11. Il résulte de l’instruction que la requérante a été admise à la retraite pour invalidité au 1er novembre 2019 après avoir été placée en arrêt maladie suite à un accident du travail survenu le 31 mars 2014. Toutefois, en l’absence de toute précision sur les circonstances de l’accident de travail, un lien de causalité entre l’admission à la retraite pour invalidité de l’intéressée et le harcèlement moral subi n’est pas établi. Au surplus, l’indemnisation d’un préjudice d’incidence professionnelle faisant suite à un accident du travail, n’est susceptible d’être indemnisé en application des principe rappelés par la jurisprudence CE,16 décembre 2013, Centre Hospitalier de Royan, n°353798, que dans l’hypothèse où la survenue de l’accident est imputable à une faute de la personne publique. Par suite, les conclusions indemnitaires tendant à la réparation du préjudice financier subi du fait d’un départ à la retraite anticipé doivent être rejetées.
Sur la protection fonctionnelle :
12. Une décision dont l’objet est le même que celui d’une décision antérieure revêt un caractère confirmatif dès lors que ne s’est produit entretemps aucun changement dans les circonstances de droit ou de fait de nature à emporter des conséquences sur l’appréciation des droits ou prétentions en litige.
13. Préalablement à la demande tendant au bénéfice de la protection fonctionnelle formée le 8 décembre 2020, Mme C s’était vue refuser une précédente demande présentée au titre des faits de harcèlement commis par le docteur B par une décision du 22 août 2014 dont elle ne conteste pas avoir eu notification.

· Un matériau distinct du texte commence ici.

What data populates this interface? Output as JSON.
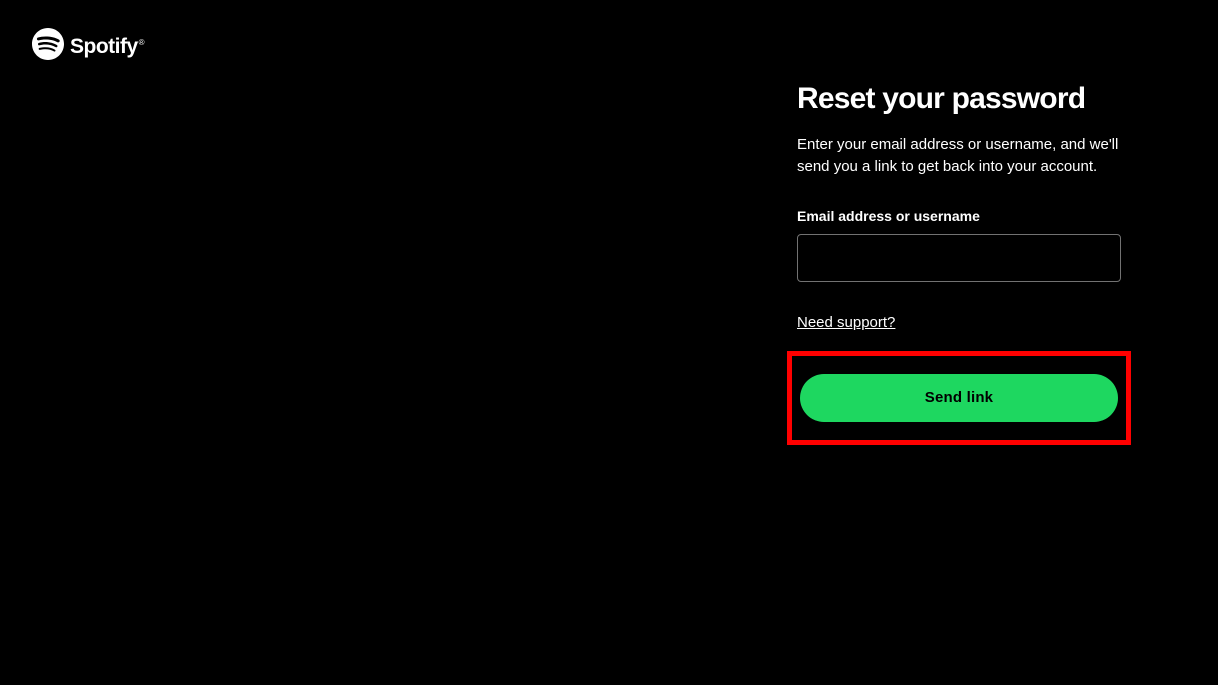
{
  "logo": {
    "brand_name": "Spotify"
  },
  "form": {
    "heading": "Reset your password",
    "description": "Enter your email address or username, and we'll send you a link to get back into your account.",
    "field_label": "Email address or username",
    "input_value": "",
    "support_link_text": "Need support?",
    "submit_button_label": "Send link"
  }
}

Cette décision non contestée dans le délai d’un an est devenue définitive. Par suite, le refus implicite opposé à la demande du 8 décembre 2020 revêt un caractère purement confirmatif de la décision du 22 août 2014. Par suite, les conclusions de la requérante tendant à ce que lui soit octroyé le bénéfice de la protection fonctionnelle et à la prise en charge sur ce fondement de ses frais avocat sont tardives et par voie de conséquence irrecevables
Sur les conclusions tendant à l’application de l’article L. 761-1 du code de justice administrative :
14. Dans les circonstances de l’espèce, il y a lieu de mettre à la charge du CHUGA la somme de 2 000 euros au titre de l’article L. 761-1 du code de justice administrative. Les conclusions présentées par le CHUGA, partie perdante, sont rejetées.
D E C I D E :
Article 1er : Le CHUGA est condamné à verser à Mme C une indemnité de 8 000 euros, sous réserve des sommes perçues par la requérante en application du jugement correctionnel mettant à la charge du docteur B à somme de 8 000 euros en réparation de son préjudice moral.

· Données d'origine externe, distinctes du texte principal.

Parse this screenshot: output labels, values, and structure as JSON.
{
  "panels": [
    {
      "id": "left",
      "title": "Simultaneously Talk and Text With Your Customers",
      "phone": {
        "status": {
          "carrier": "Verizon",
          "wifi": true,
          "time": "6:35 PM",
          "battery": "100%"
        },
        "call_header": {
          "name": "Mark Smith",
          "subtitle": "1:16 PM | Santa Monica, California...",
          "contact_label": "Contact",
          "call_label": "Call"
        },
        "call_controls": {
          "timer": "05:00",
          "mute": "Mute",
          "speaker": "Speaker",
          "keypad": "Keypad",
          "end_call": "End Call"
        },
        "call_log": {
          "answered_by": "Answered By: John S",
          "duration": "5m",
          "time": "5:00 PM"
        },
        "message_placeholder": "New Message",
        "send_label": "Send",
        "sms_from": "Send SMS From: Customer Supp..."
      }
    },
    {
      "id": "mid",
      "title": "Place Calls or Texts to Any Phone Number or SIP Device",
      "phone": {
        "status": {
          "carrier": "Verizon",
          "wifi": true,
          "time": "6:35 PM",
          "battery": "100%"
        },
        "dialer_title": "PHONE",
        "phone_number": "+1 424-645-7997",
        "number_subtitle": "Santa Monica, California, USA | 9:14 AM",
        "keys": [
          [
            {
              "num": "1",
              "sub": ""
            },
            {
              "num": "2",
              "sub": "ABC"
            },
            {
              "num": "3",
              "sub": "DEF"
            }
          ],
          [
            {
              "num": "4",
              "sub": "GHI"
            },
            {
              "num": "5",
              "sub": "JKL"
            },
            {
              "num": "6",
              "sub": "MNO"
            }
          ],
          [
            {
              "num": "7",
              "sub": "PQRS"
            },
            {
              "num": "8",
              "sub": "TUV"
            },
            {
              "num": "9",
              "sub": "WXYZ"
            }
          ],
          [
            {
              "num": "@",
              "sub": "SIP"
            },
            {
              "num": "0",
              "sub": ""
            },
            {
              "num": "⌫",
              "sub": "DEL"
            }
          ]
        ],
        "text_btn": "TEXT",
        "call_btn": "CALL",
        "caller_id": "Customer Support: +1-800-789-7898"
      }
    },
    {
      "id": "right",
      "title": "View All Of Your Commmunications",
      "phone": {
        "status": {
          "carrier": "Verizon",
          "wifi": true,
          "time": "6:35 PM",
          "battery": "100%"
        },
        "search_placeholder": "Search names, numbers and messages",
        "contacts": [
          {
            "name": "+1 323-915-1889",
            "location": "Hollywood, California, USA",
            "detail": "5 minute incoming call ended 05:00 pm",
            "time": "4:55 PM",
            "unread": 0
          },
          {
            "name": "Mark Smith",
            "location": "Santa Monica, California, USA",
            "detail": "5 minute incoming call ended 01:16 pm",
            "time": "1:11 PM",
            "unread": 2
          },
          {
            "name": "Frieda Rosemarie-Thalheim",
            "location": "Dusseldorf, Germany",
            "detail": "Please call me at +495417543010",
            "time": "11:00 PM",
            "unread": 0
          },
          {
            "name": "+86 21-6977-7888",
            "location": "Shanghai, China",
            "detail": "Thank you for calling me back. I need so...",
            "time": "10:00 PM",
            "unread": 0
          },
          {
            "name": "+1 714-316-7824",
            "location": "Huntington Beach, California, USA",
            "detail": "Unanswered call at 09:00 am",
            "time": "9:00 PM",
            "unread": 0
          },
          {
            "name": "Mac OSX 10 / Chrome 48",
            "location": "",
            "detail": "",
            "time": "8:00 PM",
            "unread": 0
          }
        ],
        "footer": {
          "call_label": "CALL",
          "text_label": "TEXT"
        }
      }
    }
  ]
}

Article 2 : Le CHUGA versera à Mme C la somme de 2 000 euros au titre de l’article L. 761-1 du code de justice administrative.
Article 3 : Le surplus des conclusions des parties est rejeté.
Article 4 : Le présent jugement sera notifié à Mme A C et au centre hospitalier universitaire de Grenoble Alpes.
Délibéré après l’audience du 9 avril 2024, à laquelle siégeaient :
M. Vial-Pailler, président,
Mme Frapolli, première conseillère,
Mme Fourcade, première conseillère.
Rendu public par mise à disposition au greffe le 7 mai 2024.
La rapporteure,
F. FOURCADE
Le président,
C. VIAL-PAILLERLe greffier,
G. MORAND
La République mande et ordonne au préfet de l’Isère en ce qui le concerne ou à tous commissaires de justice à ce requis en ce qui concerne les voies de droit commun, contre les parties privées, de pourvoir à l’exécution de la présente décision.